We address the challenging task of detecting the precise moment when hands make contact with objects in egocentric videos. This frame-level detection is crucial for augmented reality, human-computer interaction, assistive technologies, and robot learning applications, where contact onset signals action initiation or completion. Temporally precise detection is particularly challenging due to subtle hand motion variations near contact, frequent occlusions, fine-grained manipulation patterns, and the inherent motion dynamics of first-person perspectives. To tackle these challenges, we propose a Hand-informed Context Enhanced module (HiCE; pronounced `high-see') that leverages spatiotemporal features from hand regions and their surrounding context through cross-attention mechanisms, learning to identify potential contact patterns.

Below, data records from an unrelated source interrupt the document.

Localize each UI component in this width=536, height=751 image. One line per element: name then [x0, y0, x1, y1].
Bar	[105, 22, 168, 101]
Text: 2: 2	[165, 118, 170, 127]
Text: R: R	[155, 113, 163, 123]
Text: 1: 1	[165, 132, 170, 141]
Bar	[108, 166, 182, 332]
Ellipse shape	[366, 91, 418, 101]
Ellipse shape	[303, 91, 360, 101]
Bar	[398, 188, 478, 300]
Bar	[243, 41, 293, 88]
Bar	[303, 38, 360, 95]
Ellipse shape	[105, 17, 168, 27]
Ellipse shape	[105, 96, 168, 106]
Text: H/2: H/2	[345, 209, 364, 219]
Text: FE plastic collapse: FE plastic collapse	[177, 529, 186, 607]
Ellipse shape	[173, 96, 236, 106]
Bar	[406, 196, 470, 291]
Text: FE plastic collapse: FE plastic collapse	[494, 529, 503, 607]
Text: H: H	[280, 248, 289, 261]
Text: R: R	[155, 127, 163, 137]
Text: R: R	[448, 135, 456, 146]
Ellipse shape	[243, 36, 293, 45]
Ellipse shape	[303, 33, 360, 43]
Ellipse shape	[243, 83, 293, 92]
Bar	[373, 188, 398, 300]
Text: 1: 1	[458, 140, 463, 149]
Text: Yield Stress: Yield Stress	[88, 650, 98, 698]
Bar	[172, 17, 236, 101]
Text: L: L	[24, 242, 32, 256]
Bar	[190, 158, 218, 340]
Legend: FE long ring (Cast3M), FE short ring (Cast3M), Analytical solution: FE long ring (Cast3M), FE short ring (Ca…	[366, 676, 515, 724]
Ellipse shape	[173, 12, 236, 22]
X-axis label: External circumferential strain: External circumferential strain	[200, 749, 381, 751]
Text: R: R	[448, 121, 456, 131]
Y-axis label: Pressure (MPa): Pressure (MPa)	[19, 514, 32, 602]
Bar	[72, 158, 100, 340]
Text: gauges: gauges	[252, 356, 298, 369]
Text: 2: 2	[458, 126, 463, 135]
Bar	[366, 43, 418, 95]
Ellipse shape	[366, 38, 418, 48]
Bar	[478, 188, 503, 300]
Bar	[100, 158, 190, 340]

Our approach is further refined with a grasp-aware loss and soft label that emphasizes hand pose patterns and movement dynamics characteristic of touch events, enabling the model to distinguish between near-contact and actual contact frames. We also introduce TouchMoment, an egocentric dataset containing 4,021 videos and 8,456 annotated contact moments spanning over one million frames. Experiments on TouchMoment show that, under a strict evaluation criterion that counts a prediction as correct only if it falls within a two-frame tolerance of the ground-truth moment, our method achieves substantial gains and outperforms state-of-the-art event-spotting baselines by 16.91% average precision.